Les débats ont basculé par la suite vers des considérations culturelles, diplomatiques, voire politiques. L’éternelle question de l’Union pour la Méditerranée, du rapprochement des rives nord et sud a été évoquée. Et comme toujours, une bonne volonté affichée confrontée à des obstacles infranchissables, principalement celui de la libre circulation. « Les capitaux circulent, les personnes pas », a lâché vertement une personne dans le public.
Des idées et des pistes pour le financement du cinéma local moribond ont été présentées par Ferid Boughedir, président de la Commission nationale pour le cinéma.
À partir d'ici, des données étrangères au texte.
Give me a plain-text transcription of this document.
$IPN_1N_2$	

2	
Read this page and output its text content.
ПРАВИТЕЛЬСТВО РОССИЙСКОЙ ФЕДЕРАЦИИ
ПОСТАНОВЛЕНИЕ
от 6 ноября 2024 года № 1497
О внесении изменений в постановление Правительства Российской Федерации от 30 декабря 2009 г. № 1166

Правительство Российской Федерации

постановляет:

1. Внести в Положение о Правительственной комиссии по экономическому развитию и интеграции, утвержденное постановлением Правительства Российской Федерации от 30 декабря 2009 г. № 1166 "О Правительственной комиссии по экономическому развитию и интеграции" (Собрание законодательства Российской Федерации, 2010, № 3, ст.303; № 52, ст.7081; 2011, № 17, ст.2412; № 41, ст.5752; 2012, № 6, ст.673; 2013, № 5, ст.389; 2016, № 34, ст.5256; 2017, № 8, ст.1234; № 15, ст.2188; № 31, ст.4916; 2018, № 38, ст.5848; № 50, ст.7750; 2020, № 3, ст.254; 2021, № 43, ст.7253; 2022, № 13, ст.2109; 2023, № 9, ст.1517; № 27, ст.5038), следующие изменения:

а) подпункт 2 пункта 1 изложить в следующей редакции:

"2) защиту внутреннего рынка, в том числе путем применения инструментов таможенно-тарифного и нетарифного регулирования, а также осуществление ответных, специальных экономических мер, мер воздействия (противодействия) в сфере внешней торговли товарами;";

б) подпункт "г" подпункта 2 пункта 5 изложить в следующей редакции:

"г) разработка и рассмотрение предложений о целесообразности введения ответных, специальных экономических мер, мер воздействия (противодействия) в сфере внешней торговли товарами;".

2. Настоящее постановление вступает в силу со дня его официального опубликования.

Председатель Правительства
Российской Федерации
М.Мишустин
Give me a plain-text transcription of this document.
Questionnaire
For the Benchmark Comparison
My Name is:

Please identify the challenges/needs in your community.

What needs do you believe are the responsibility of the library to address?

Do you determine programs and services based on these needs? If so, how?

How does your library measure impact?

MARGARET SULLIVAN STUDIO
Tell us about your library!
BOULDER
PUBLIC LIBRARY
Le modèle imposé en France par les gouvernements de gauche pour défendre leur « exception culturelle » lui semble également le mieux approprié en Tunisie : imposer des quotas, taxer les recettes publicitaires des chaînes de télévision. Il propose également de taxer les DVD vierges, la vogue du piratage boostera ainsi la production de films tunisiens.
Pour résumer, nous avons assisté à une journée annoncée en grandes pompes, avec des objectifs ambitieux et des invités prestigieux mais qui a sans doute fait long feu. La question de fond à savoir la réconciliation de nos concitoyens avec les médias français a été oubliée en cours de route. Les débats, malgré tout, nous auront permis de prendre la température de la concurrence audiovisuelle en Tunisie ainsi que des enjeux et des évolutions à venir. La conclusion principale est la frilosité de tous les représentants des médias (télévisions privées et publique, radio publique) pour moderniser un secteur anarchique, et où tout le monde navigue à vue. Avec encore plus de bouleversements envisagés, notamment l’arrivée imminente de la TNT (Télévision Numérique Terrestre), une institution régulatrice tel que le CSA français (Conseil supérieur de l’audiovisuel) ne peut plus être considérée comme un luxe superflu.